By far the most common fault with vacuum tube rectifiers is that the cathode will lose emission,so that the internal voltage drop of the device will increase to the point where they become unusable.
Occasionally,you will get a filament go open circuit,but that is a lot rarer,arc overs internally are extremely rare.
Vacuum tube (valve) rectifiers come in both directly heated & indirectly heated forms.
Mercury vapour rectifiers will arc between anode & cathode under certain circumstances,& usually have special protection circuits to prevent this becoming a sustained arc.
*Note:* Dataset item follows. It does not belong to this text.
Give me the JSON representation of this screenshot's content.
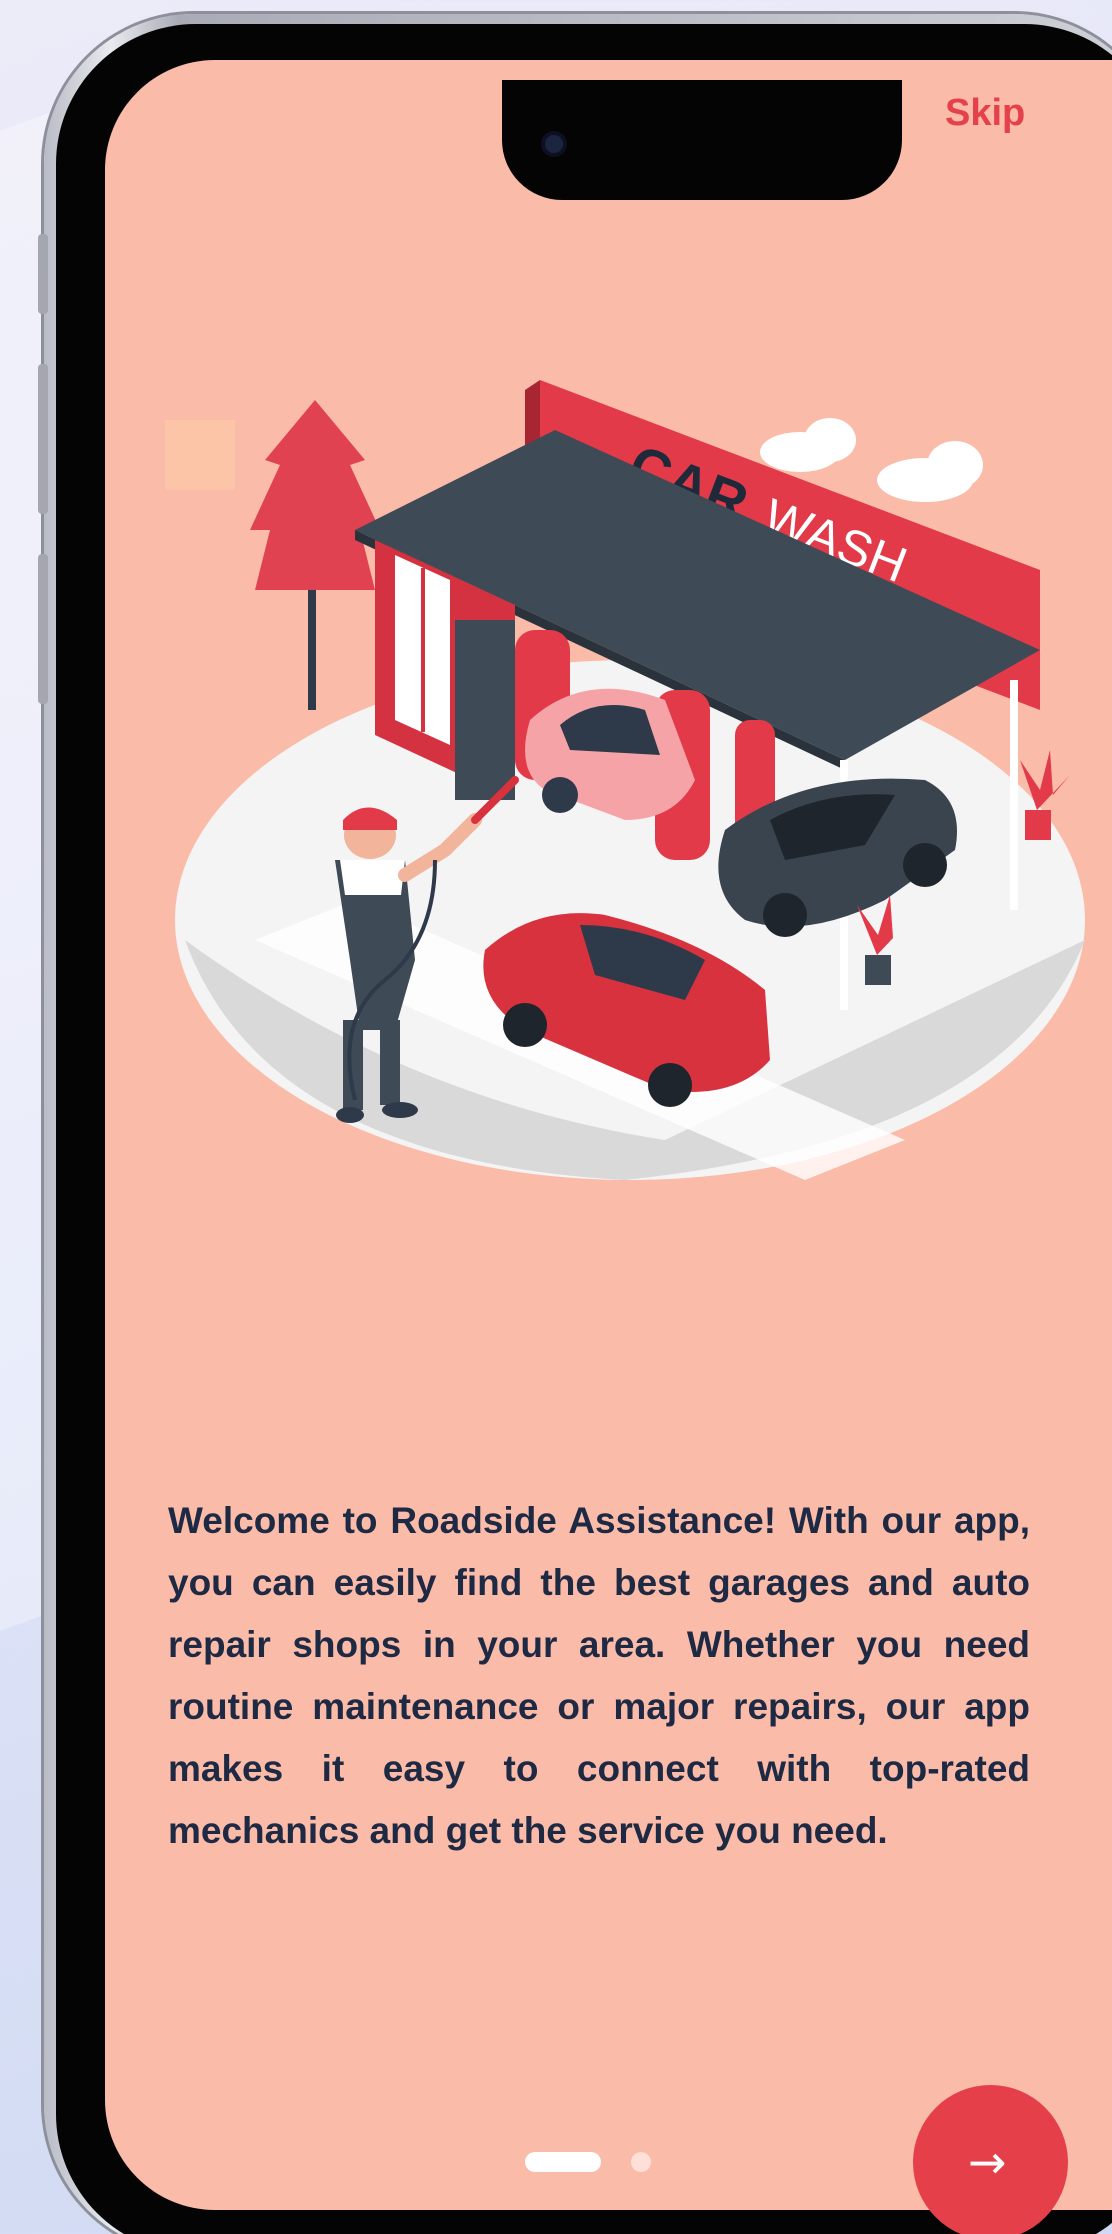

One nasty trick mercury vapour rectifiers had was of oscillating,if they haven't been warmed up properly.
Tube rectifiers in Broadcast & commercial equipment are obsolete,replaced by silicon rectifier stacks.Usually,even very old Transmitters were retrofitted with solid state devices.
The latest generation of TV & Broadcast Transmitters are mostly all solid state,whereas the previous generation was solid state up to the penultimate stage,then tube finals.
The tube final in a VHF TV transmitter is a pretty hard act to follow,with around 13dB of power gain in a 5MHz wide amplifier,20.000 hours average life,easy cooling with a large capacity blower.
A lot of the new solid state finals have gone "back to the future"with water cooling like that used in 1930s tube equipment,& very high power stuff in more recent years.